On the other hand at long distances - well, there we knew for a long time not even qualitatively what is going on for sure. But, finally, over the decades, we were able to constrain the behavior at least partly. Now, I tested a large part of the remaining range of ambiguities. In the end, it indeed mattered little. There is almost no effect left of the ambiguity on the behavior of the gluon. So, it seems we have this under control.
Or do we? One of the important things in research is that it is never sufficient to confirm your result just by looking at a single thing. Either your explanation fits everything we see and measure, or it cannot be the full story. Or may even be wrong and the agreement with part of the observations is just a lucky coincidence. Well, actually not lucky. Rather terrible, since this misguides you.
Of course, doing all in one go is a horrendous amount of work, and so you work on a few at the time. Preferably, you first work on those where the most problems are expected. It is just ultimately that you need to have covered everything. But you cannot stop and claim victory before you did.
So I did, and looked in the paper at a handful of other quantities. And indeed, in some of them there remain effects. Especially, if you look at how strong the strong interaction is, depending on the distance where you measure it, something remains:
The effects of the ambiguity are thus not qualitative. So it does not change our qualitative understanding of how the strong force works. But there remains some quantitative effect, which we need to take into account.

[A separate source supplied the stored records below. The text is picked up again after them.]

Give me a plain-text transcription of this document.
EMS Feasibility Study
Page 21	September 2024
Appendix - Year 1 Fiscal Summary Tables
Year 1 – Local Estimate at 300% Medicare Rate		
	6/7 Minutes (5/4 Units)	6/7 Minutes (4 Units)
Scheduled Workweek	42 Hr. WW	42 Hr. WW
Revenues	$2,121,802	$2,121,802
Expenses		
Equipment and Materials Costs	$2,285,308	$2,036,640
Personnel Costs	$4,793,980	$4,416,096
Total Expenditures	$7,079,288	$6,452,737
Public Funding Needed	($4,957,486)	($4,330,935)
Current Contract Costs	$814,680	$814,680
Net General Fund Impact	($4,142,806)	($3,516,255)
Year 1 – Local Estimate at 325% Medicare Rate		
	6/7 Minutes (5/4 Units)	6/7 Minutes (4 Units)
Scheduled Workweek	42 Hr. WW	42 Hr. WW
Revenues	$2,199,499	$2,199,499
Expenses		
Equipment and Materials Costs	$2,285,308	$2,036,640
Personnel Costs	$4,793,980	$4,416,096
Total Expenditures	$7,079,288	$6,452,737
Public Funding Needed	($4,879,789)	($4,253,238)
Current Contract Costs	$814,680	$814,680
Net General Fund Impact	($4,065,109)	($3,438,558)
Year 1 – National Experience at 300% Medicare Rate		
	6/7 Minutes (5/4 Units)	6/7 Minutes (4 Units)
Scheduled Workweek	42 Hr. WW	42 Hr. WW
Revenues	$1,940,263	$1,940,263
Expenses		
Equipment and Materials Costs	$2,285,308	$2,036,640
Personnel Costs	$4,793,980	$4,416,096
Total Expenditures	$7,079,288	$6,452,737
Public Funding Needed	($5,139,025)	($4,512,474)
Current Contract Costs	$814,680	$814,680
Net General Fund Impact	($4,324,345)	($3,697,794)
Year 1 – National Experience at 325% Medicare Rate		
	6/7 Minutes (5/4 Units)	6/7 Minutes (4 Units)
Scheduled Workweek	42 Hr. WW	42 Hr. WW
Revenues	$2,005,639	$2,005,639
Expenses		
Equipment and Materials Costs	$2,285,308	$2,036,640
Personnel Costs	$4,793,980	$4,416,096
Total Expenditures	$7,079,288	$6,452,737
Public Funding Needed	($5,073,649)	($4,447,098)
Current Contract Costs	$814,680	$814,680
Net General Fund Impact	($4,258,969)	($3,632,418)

There is one more important side effect. When I calculated the effects of the ambiguity, I learned also to control how the ambiguity manifests. This does not alter that there is an ambiguity, nor that it has consequences. But it allows others to reproduce how I controlled the ambiguity. This is important because now two results from different sources can be put together, and when using the same control they will fit such that for experimental observables the ambiguity cancels. And thus we have achieved the goal.
To be fair, however, this is currently at the level of an operative control. It is not yet a mathematically well-defined and proven procedure. As with so many cases, this still needs to be developed. But having operative control allows to develop the rigorous control easier than starting without it. So, progress has been made.